オランダ最高裁判所は、同国で規制されたオンラインギャンブル市場が2021年10月1日に開設される前、無許可のオンライン事業者に発生したギャンブルの損失は自動的に返金されないとの裁定を下した。過去の損失の返還を求めるプレーヤーにとって痛手となっている。
アムステルダム地方裁判所および北ホラント地方裁判所からの事前質問に対して下されたこの裁定では、規制市場の導入前に無許可事業者と締結されたギャンブル契約は、オランダの民法上、自動的に無効とはならないことが示された。
これらの訴訟は、オランダが規制されたオンラインギャンブルの枠組みを導入する前に、マルタの許可を受けた事業者で被った損失の回収を求めた2人のオランダ人プレーヤーに関するものである。
1人のプレーヤーは、2006年から2021年の間にTSG Interactive Gaming Europe Ltdが運営するPokerStarsでプレイし、13万9,464.58ドル(約2,264万円)を失った。もう1人は、2020年8月から2021年7月の間にElectraWorks Europe Ltdが運営するPartyCasinoで13万5,137ユーロ(約2,512万円)を失っている。

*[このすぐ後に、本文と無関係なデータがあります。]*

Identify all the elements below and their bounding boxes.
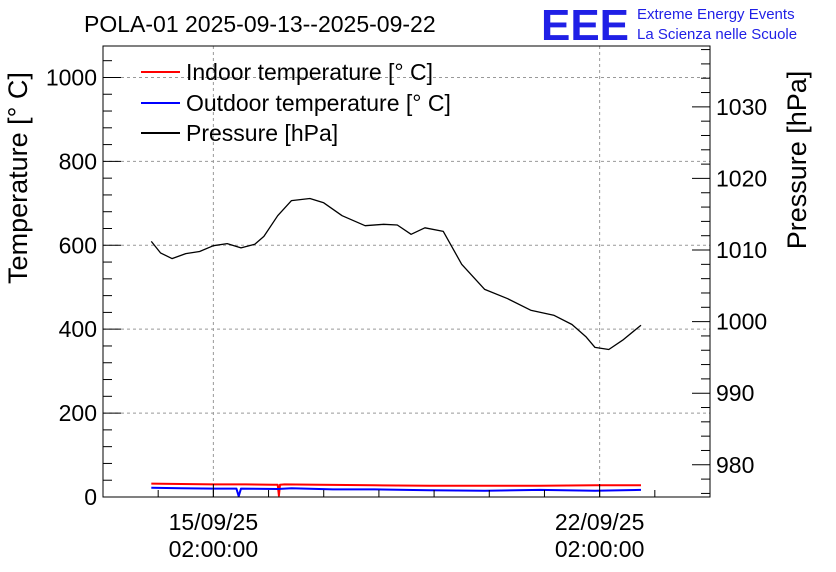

原告はいずれも、公序良俗や強行法規に反する法律行為を無効とするオランダ民法第3条40項に基づき、自身のギャンブル契約が無効であると主張した。
最高裁は、オランダの賭博法が無許可のギャンブルを禁止しているものの、民法上のギャンブル契約まで無効にするものではないと結論づけた。また、2021年のオンラインギャンブル関連法が、無許可事業者と締結された契約を無効にすることを意図していたという主張も退けている。
この判断は、過去のプレーヤー損失に関する請求に直面しているギャンブル事業者にとって大きな勝利である。PartyCasinoなどのブランドを擁するEntainはこの裁定を歓迎している。
Entainの広報担当者は、「bwin、PartyCasino、PartyPokerは最高裁判所の裁定を歓迎する」と述べ、「これは、2021年10月1日以前に締結されたギャンブル契約は有効であり、当該契約が無効であるという理由での過去のギャンブル損失の回収は認められないという、事業者側が一貫して主張してきた立場を裏付けるものである」と語っている。
同広報担当者はさらに、「裁判所の決定に照らし、個人または集団を問わず、こうした請求を追求する試みはもはや成り立たない」と付け加えた。
この裁定は、ヨーロッパ各地の裁判所が無許可ギャンブル事業者に関するプレーヤーの損失訴訟への対応に追われる中で下された。
ドイツやオーストリアの事例に関する欧州司法裁判所の近年の裁定は概ねこの問題を国内裁判所の判断に委ねており、EU法が国内のギャンブル免許制度に優先しないことを再確認している。
1月に同裁判所は、オーストリアの事例においてプレーヤーの損失請求は地元の賭博法に基づいて判断されるべきとの裁定を下している。3月にドイツの事業者Tipicoに関連する事案で出された見解も、サービスの自由移動に関するEUルールを遵守している限り、国内の免許制度を支持するものとなっている。